Após aprovação em maio, projeto que reduz assessores na Câmara de Vitória ainda não foi publicado


O projeto foi encaminhado para redação final em agosto e precisa ser publicado no Diário Legislativo até o final deste ano para entrar em vigor para a próxima legislatura. Projeto para redução de assessores na Câmara de Vitória precisa ser publicado este ano
Aprovado em maio deste ano, o projeto de lei que reduz o número de assessores e a verba parlamentar na Câmara de Vereadores de Vitória tem risco de não entrar em vigor para a próxima legislatura que começa em janeiro de 2021.
O projeto, votado em sessão remota no dia 6 de maio, aprovou a redução de 15 para 8 assessores por vereador e a diminuição da verba mensal por gabinete de R$ 36 mil para R$ 29 mil. A mudança representa uma economia anual de R$ 2,1 milhões.
Após aprovação do projeto em plenário por oito votos a favor e quatro contrários, o texto, que recebeu emendas de dois vereadores modificando a redação original, foi encaminhado para a Comissão de Finanças da Câmara para análise. Depois dessa avaliação, o projeto seria repassado para a Mesa Diretora, que encaminharia para publicação no Diário Legislativo.
No entanto, de acordo com o autor do projeto, o vereador Roberto Martins (Rede), o texto foi devolvido para a Mesa Diretora sem a nova redação.
“O projeto foi aprovado em maio. Como ele teve emendas, é necessário uma redação final, porque tem que incluir essas emendas no projeto inicial. Pela competência dada pelo regimento, quem tem que fazer isso é a Comissão de Finanças. Então, o presidente encaminhou o projeto para o vereador Dalto Neves (PDT) em agosto.
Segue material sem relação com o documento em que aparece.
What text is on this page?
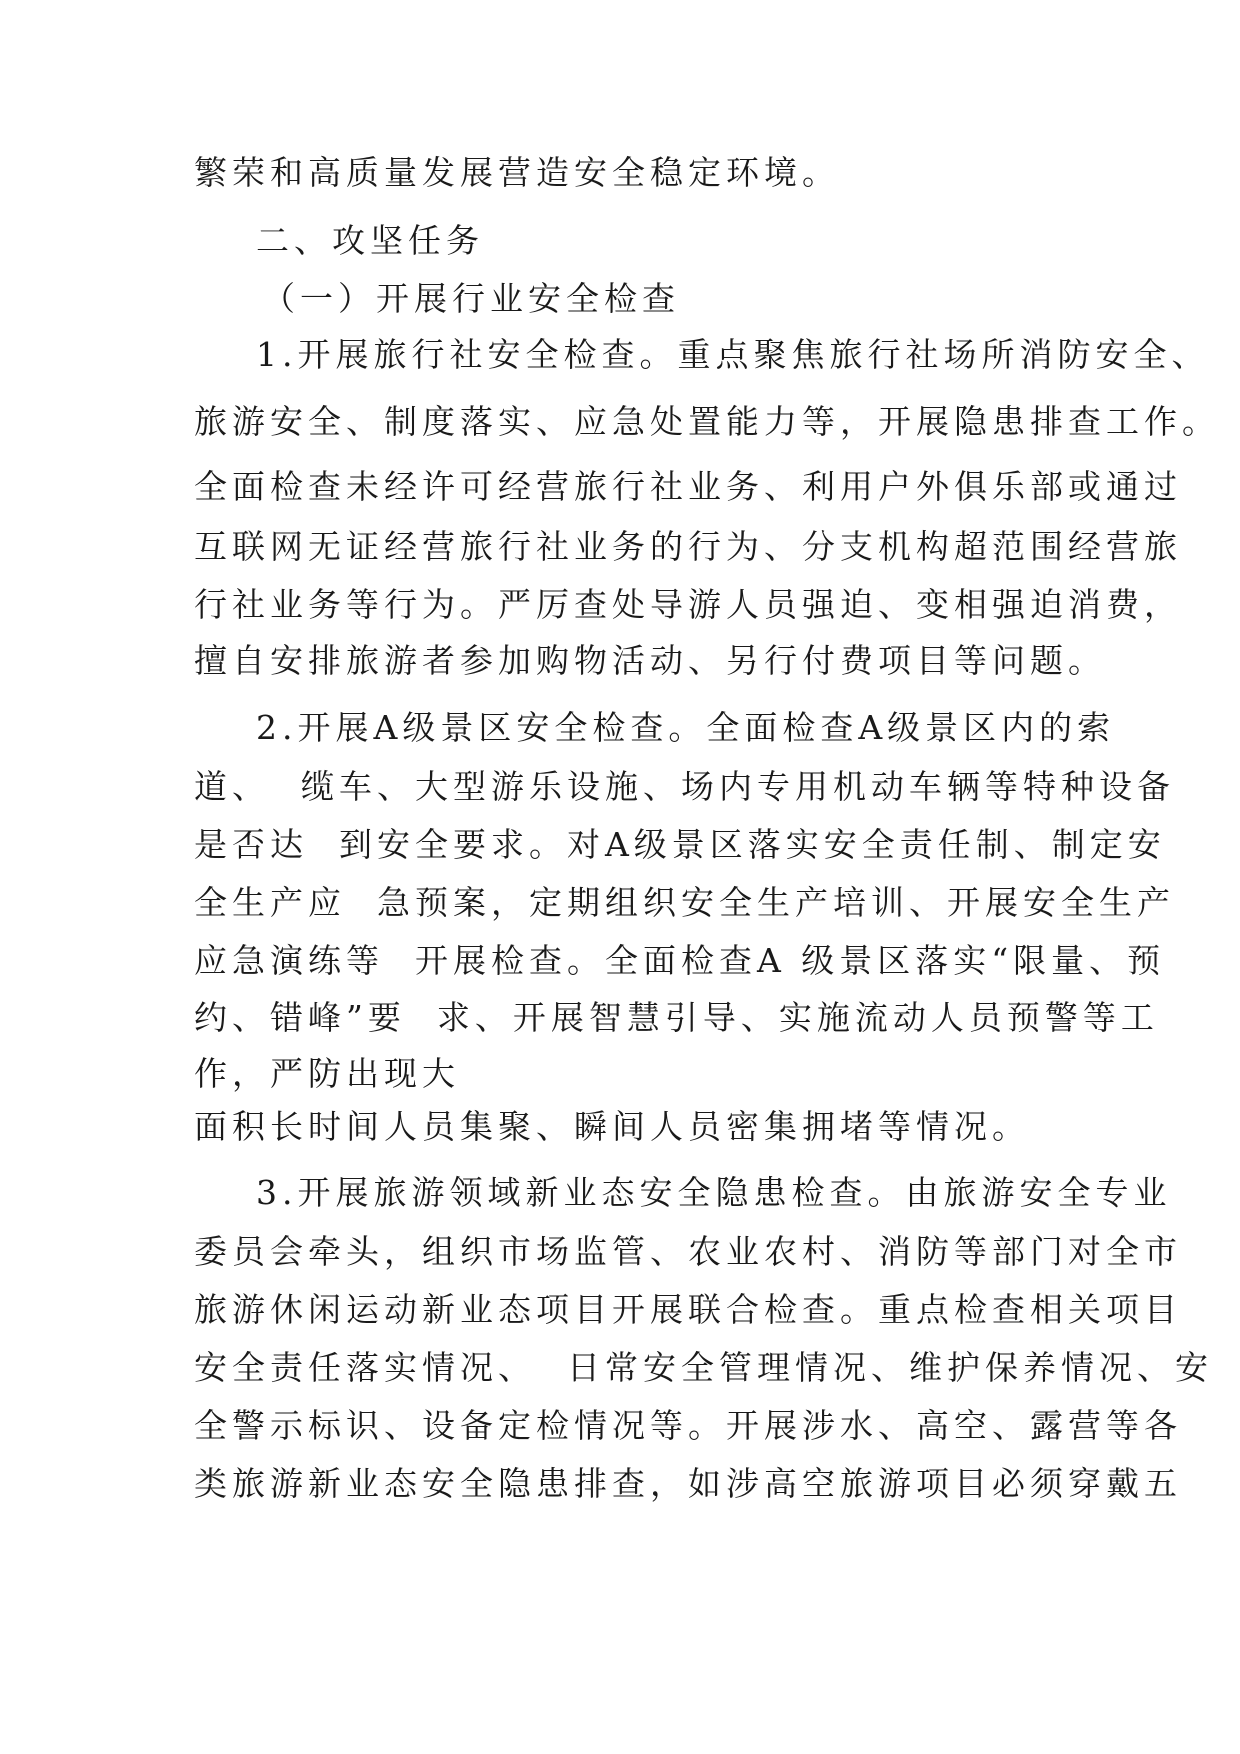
繁荣和高质量发展营造安全稳定环境。
二、攻坚任务
（一）开展行业安全检查
1.开展旅行社安全检查。重点聚焦旅行社场所消防安全、
旅游安全、制度落实、应急处置能力等，开展隐患排查工作。
全面检查未经许可经营旅行社业务、利用户外俱乐部或通过
互联网无证经营旅行社业务的行为、分支机构超范围经营旅
行社业务等行为。严厉查处导游人员强迫、变相强迫消费，
擅自安排旅游者参加购物活动、另行付费项目等问题。
2.开展A级景区安全检查。全面检查A级景区内的索
道、  缆车、大型游乐设施、场内专用机动车辆等特种设备
是否达  到安全要求。对A级景区落实安全责任制、制定安
全生产应  急预案，定期组织安全生产培训、开展安全生产
应急演练等  开展检查。全面检查A 级景区落实“限量、预
约、错峰”要  求、开展智慧引导、实施流动人员预警等工
作，严防出现大
面积长时间人员集聚、瞬间人员密集拥堵等情况。
3.开展旅游领域新业态安全隐患检查。由旅游安全专业
委员会牵头，组织市场监管、农业农村、消防等部门对全市
旅游休闲运动新业态项目开展联合检查。重点检查相关项目
安全责任落实情况、  日常安全管理情况、维护保养情况、安
全警示标识、设备定检情况等。开展涉水、高空、露营等各
类旅游新业态安全隐患排查，如涉高空旅游项目必须穿戴五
Depois desse tempo todo, Dalto Neves devolveu o projeto sem a redação final. O Dalto Neves é um dos vereadores que votou contra o projeto”, explicou Roberto.
Depois que o projeto foi devolvido sem alterações, o presidente da Câmara, Cleber Felix (DEM), repassou o texto para formulação do relatório final ao vereador, também membro da Comissão de Finanças, Luiz Paulo Amorim (PV), que também votou contra a proposta.
O repasse aconteceu na última terça-feira (15). O vereador tem 10 dias para concluir a redação final.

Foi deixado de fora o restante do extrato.